If emergency supplies do not get through in much greater quantities, starvation and disease are very real threats. Many cyclone refugees, crammed into monasteries, schools and other temporary shelters after the devastating storm, have gone down with diarrhoea, dysentery and skin infections.

The European Union’s top aid official, Louis Michel, met ministers in Yangon on Thursday and urged them to admit foreign aid workers and essential equipment to keep the death toll, which the Red Cross says could be as high as 128,000, from rising.

Michel, like so many other envoys before, made no headway.

“Relations between Myanmar and the international community are difficult,” he told Reuters.

“But that is not my problem. The time is not for political discussion. It’s time to deliver aid to save lives.”

Earlier, the reclusive generals, the latest face of 46 years of unbroken military rule, signalled they would not budge on their position of limiting foreign access to the delta, fearful that doing so might loosen their vice-like grip on power.

“We have already finished our first phase of emergency relief. We are going onto the second phase, the rebuilding stage,” state television quoted Prime Minister Thein Sein as telling his Thai counterpart this week.

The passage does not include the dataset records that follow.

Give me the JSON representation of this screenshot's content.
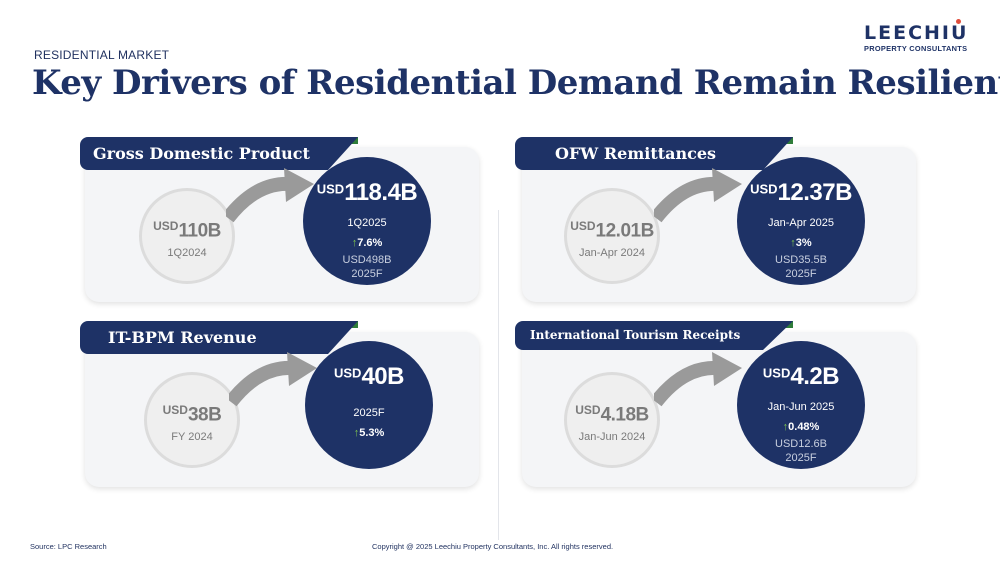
{
  "header": {
    "kicker": "RESIDENTIAL MARKET",
    "title": "Key Drivers of Residential Demand Remain Resilient"
  },
  "logo": {
    "name": "LEECHIU",
    "tagline": "PROPERTY CONSULTANTS"
  },
  "colors": {
    "navy": "#1e3266",
    "green_accent": "#2f7d3a",
    "up_arrow": "#7bc24f",
    "arrow_gray": "#9a9a9a"
  },
  "cards": {
    "gdp": {
      "title": "Gross Domestic Product",
      "prev": {
        "currency": "USD",
        "amount": "110B",
        "period": "1Q2024"
      },
      "cur": {
        "currency": "USD",
        "amount": "118.4B",
        "period": "1Q2025",
        "change": "7.6%",
        "forecast_value": "USD498B",
        "forecast_label": "2025F"
      }
    },
    "ofw": {
      "title": "OFW Remittances",
      "prev": {
        "currency": "USD",
        "amount": "12.01B",
        "period": "Jan-Apr 2024"
      },
      "cur": {
        "currency": "USD",
        "amount": "12.37B",
        "period": "Jan-Apr 2025",
        "change": "3%",
        "forecast_value": "USD35.5B",
        "forecast_label": "2025F"
      }
    },
    "itbpm": {
      "title": "IT-BPM Revenue",
      "prev": {
        "currency": "USD",
        "amount": "38B",
        "period": "FY 2024"
      },
      "cur": {
        "currency": "USD",
        "amount": "40B",
        "period": "2025F",
        "change": "5.3%"
      }
    },
    "tourism": {
      "title": "International Tourism Receipts",
      "prev": {
        "currency": "USD",
        "amount": "4.18B",
        "period": "Jan-Jun 2024"
      },
      "cur": {
        "currency": "USD",
        "amount": "4.2B",
        "period": "Jan-Jun 2025",
        "change": "0.48%",
        "forecast_value": "USD12.6B",
        "forecast_label": "2025F"
      }
    }
  },
  "footer": {
    "source": "Source: LPC Research",
    "copyright": "Copyright @ 2025 Leechiu Property Consultants, Inc. All rights reserved."
  }
}
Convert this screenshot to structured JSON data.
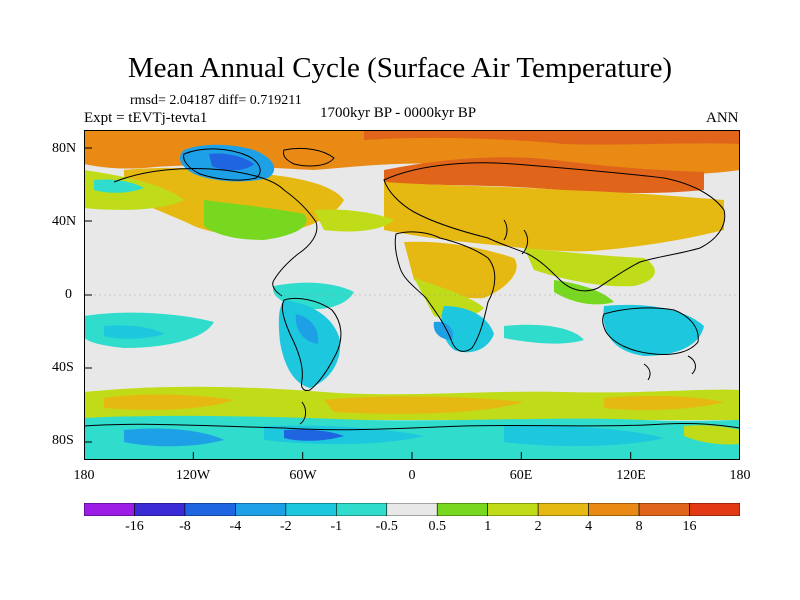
{
  "title": "Mean Annual Cycle (Surface Air Temperature)",
  "stats": "rmsd= 2.04187 diff= 0.719211",
  "experiment": "Expt = tEVTj-tevta1",
  "period": "1700kyr BP - 0000kyr BP",
  "season": "ANN",
  "lat_ticks": [
    "80N",
    "40N",
    "0",
    "40S",
    "80S"
  ],
  "lon_ticks": [
    "180",
    "120W",
    "60W",
    "0",
    "60E",
    "120E",
    "180"
  ],
  "colorbar": {
    "labels": [
      "-16",
      "-8",
      "-4",
      "-2",
      "-1",
      "-0.5",
      "0.5",
      "1",
      "2",
      "4",
      "8",
      "16"
    ],
    "colors": [
      "#9b1de6",
      "#3a2bd6",
      "#1f64e0",
      "#1ea0e6",
      "#1dc8de",
      "#30dccc",
      "#e8e8e8",
      "#78d820",
      "#c0dc18",
      "#e6b812",
      "#e88a14",
      "#e0641a",
      "#e23a14"
    ]
  }
}
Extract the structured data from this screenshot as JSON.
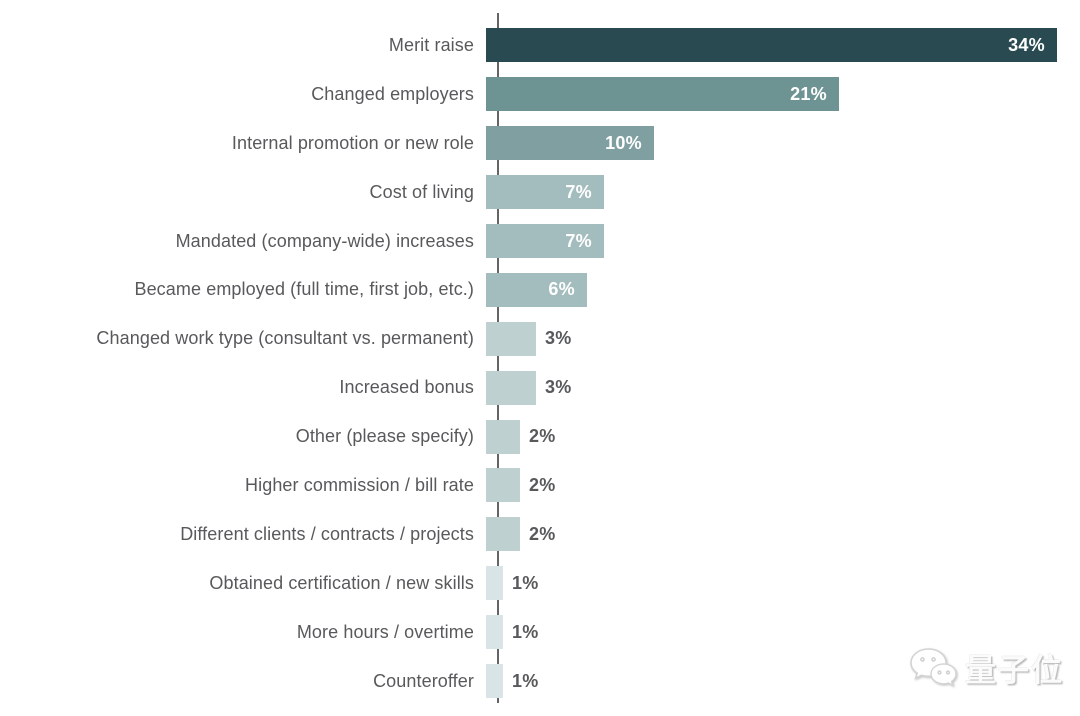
{
  "chart_data": {
    "type": "bar",
    "orientation": "horizontal",
    "title": "",
    "xlabel": "",
    "ylabel": "",
    "categories": [
      "Merit raise",
      "Changed employers",
      "Internal promotion or new role",
      "Cost of living",
      "Mandated (company-wide) increases",
      "Became employed (full time, first job, etc.)",
      "Changed work type (consultant vs. permanent)",
      "Increased bonus",
      "Other (please specify)",
      "Higher commission / bill rate",
      "Different clients / contracts / projects",
      "Obtained certification / new skills",
      "More hours / overtime",
      "Counteroffer"
    ],
    "values": [
      34,
      21,
      10,
      7,
      7,
      6,
      3,
      3,
      2,
      2,
      2,
      1,
      1,
      1
    ],
    "value_labels": [
      "34%",
      "21%",
      "10%",
      "7%",
      "7%",
      "6%",
      "3%",
      "3%",
      "2%",
      "2%",
      "2%",
      "1%",
      "1%",
      "1%"
    ],
    "value_suffix": "%",
    "xlim": [
      0,
      34
    ],
    "grid": false,
    "legend": false,
    "bar_colors": [
      "#2a4a52",
      "#6e9393",
      "#7f9fa0",
      "#a3bcbe",
      "#a3bcbe",
      "#a3bcbe",
      "#bfd0d1",
      "#bfd0d1",
      "#bfd0d1",
      "#bfd0d1",
      "#bfd0d1",
      "#d8e4e5",
      "#d8e4e5",
      "#d8e4e5"
    ],
    "inside_label_min_value": 6,
    "label_color_inside": "#ffffff",
    "label_color_outside": "#58595b",
    "axis_color": "#636466",
    "background": "#ffffff"
  },
  "watermark": {
    "text": "量子位"
  }
}
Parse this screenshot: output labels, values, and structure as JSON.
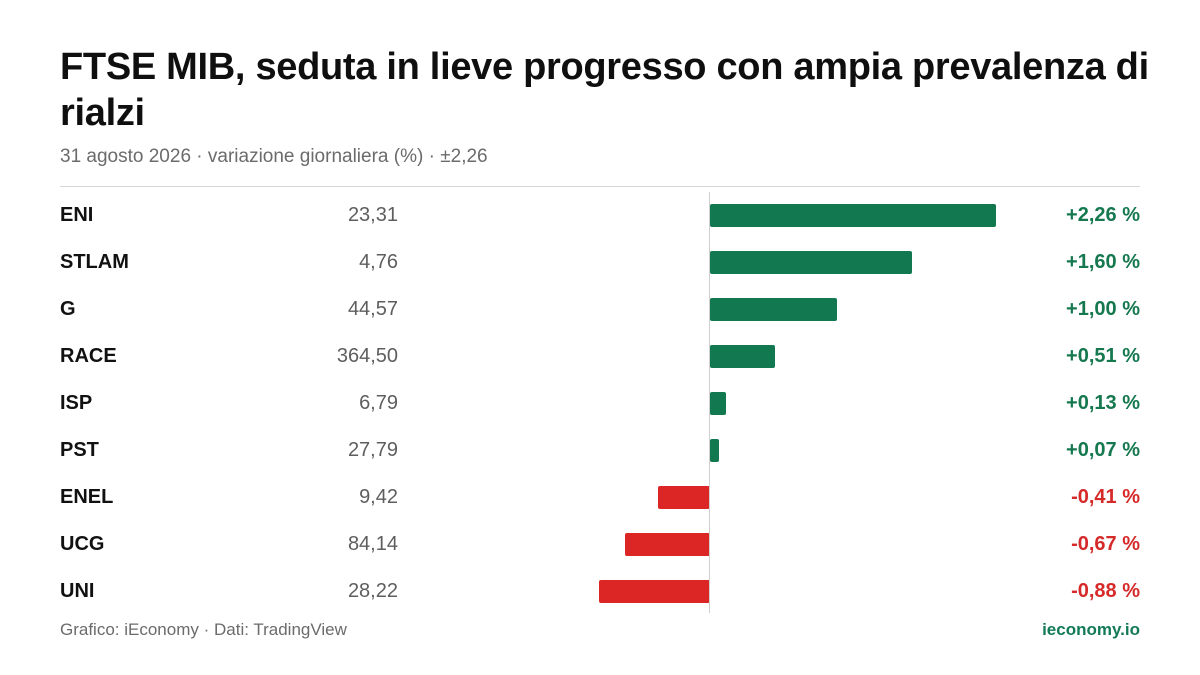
{
  "header": {
    "title": "FTSE MIB, seduta in lieve progresso con ampia prevalenza di rialzi",
    "subtitle": "31 agosto 2026 · variazione giornaliera (%) · ±2,26"
  },
  "colors": {
    "positive": "#11784f",
    "negative": "#dc2626",
    "brand": "#137a56"
  },
  "chart_data": {
    "type": "bar",
    "orientation": "horizontal",
    "title": "FTSE MIB, seduta in lieve progresso con ampia prevalenza di rialzi",
    "subtitle": "31 agosto 2026 · variazione giornaliera (%) · ±2,26",
    "xlim": [
      -2.26,
      2.26
    ],
    "categories": [
      "ENI",
      "STLAM",
      "G",
      "RACE",
      "ISP",
      "PST",
      "ENEL",
      "UCG",
      "UNI"
    ],
    "values": [
      2.26,
      1.6,
      1.0,
      0.51,
      0.13,
      0.07,
      -0.41,
      -0.67,
      -0.88
    ],
    "prices": [
      "23,31",
      "4,76",
      "44,57",
      "364,50",
      "6,79",
      "27,79",
      "9,42",
      "84,14",
      "28,22"
    ],
    "labels": [
      "+2,26 %",
      "+1,60 %",
      "+1,00 %",
      "+0,51 %",
      "+0,13 %",
      "+0,07 %",
      "-0,41 %",
      "-0,67 %",
      "-0,88 %"
    ]
  },
  "footer": {
    "source": "Grafico: iEconomy · Dati: TradingView",
    "brand": "ieconomy.io"
  }
}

Underlining where its main attentions lie, the junta announced an overwhelming vote in favour of an army-backed constitution in a referendum held on May 10, despite calls for a delay in the light of the disaster.

Two weeks after the storm tore through the heavily populated Irrawaddy delta rice bowl, food, medicine and temporary shelter have been sent in dribs and drabs to devastated communities.

Frustrated by the speed of the official response, ordinary people were taking matters into their own hands, sending trucks and vans into the delta with clothes, biscuits, dried noodles, and rice provided by private companies and individuals.